NARASITODAY.COM, JAKARATA – Asap kebakaran hutan kerap dianggap sebagai gangguan sementara yang akan hilang seiring waktu. Namun, bagi ibu hamil, paparan asap karhutla ternyata bisa membawa dampak yang lebih serius dan jangka panjang.
Sebuah studi terbaru menemukan adanya kaitan antara paparan asap kebakaran hutan pada trimester ketiga kehamilan dengan meningkatnya risiko anak mengalami autisme di usia dini.

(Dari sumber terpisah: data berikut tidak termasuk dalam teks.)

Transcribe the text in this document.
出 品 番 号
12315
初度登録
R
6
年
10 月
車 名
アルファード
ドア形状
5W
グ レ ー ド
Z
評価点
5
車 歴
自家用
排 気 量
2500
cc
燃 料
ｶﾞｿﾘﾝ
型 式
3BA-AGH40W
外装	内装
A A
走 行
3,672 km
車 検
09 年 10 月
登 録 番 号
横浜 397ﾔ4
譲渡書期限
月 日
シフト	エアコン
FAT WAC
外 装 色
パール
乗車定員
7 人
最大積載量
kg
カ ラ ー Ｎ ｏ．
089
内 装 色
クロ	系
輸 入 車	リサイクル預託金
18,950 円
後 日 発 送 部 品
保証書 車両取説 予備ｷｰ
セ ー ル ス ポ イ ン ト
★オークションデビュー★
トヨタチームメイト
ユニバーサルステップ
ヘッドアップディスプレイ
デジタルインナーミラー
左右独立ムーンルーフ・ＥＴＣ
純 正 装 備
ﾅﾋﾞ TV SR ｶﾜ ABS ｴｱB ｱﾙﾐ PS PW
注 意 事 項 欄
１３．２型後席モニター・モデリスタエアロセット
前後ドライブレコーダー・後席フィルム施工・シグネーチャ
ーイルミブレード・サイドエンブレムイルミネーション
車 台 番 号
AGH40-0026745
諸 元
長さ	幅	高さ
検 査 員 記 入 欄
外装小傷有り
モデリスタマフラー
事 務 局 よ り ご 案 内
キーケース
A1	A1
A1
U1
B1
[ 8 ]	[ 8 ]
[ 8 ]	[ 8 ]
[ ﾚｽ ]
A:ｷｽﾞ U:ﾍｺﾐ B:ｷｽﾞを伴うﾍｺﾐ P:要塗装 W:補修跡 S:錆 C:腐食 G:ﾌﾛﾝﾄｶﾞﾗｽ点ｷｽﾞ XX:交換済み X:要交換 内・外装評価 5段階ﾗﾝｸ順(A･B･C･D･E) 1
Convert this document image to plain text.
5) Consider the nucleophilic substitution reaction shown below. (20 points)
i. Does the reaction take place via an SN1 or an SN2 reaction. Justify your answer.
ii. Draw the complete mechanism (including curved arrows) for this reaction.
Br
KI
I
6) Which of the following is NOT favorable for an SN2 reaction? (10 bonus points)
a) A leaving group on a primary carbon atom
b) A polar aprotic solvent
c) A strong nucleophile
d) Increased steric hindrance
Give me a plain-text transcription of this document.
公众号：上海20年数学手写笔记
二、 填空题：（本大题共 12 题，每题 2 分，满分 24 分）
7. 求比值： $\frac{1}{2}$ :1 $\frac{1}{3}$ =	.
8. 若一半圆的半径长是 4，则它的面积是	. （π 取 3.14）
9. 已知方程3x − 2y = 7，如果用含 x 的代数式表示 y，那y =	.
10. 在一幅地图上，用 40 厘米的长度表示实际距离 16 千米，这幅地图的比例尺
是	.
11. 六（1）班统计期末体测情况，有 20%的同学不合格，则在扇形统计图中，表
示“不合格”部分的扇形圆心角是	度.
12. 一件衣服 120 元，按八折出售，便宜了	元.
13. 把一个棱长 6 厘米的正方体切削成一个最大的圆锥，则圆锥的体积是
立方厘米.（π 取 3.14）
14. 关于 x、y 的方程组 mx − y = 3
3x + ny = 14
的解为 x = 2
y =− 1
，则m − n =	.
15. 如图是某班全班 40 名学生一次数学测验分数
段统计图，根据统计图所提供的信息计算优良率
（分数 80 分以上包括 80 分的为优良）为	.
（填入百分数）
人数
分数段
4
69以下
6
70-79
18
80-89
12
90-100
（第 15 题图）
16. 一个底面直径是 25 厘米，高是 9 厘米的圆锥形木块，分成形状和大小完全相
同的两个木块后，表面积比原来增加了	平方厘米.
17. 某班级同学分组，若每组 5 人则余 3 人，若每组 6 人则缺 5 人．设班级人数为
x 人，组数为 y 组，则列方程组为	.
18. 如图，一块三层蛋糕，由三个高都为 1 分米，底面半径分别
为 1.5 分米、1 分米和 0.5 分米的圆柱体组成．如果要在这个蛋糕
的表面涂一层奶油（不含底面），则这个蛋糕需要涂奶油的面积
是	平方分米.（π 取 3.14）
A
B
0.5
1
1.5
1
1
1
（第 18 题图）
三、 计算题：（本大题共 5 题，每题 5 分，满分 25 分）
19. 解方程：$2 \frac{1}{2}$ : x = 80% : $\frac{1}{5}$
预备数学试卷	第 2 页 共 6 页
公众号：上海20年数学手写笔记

Penelitian ini menyoroti bahwa periode akhir kehamilan merupakan fase krusial perkembangan otak janin yang sangat sensitif terhadap polusi udara.
Riset yang dipublikasikan dalam jurnal Environmental Science & Technology menganalisis data lebih dari 200 ribu kelahiran di California Selatan. Hasilnya menunjukkan bahwa ibu hamil yang terpapar asap karhutla selama lebih dari 10 hari menjelang persalinan memiliki risiko autisme pada anak hingga 23 persen lebih tinggi dibandingkan mereka yang tidak terpapar.
Asap kebakaran hutan mengandung partikel halus serta berbagai zat berbahaya yang dapat memicu peradangan dalam tubuh. Ketika terhirup oleh ibu hamil, partikel ini berpotensi mengganggu proses perkembangan saraf janin, terutama pada trimester ketiga saat otak berkembang dengan sangat cepat.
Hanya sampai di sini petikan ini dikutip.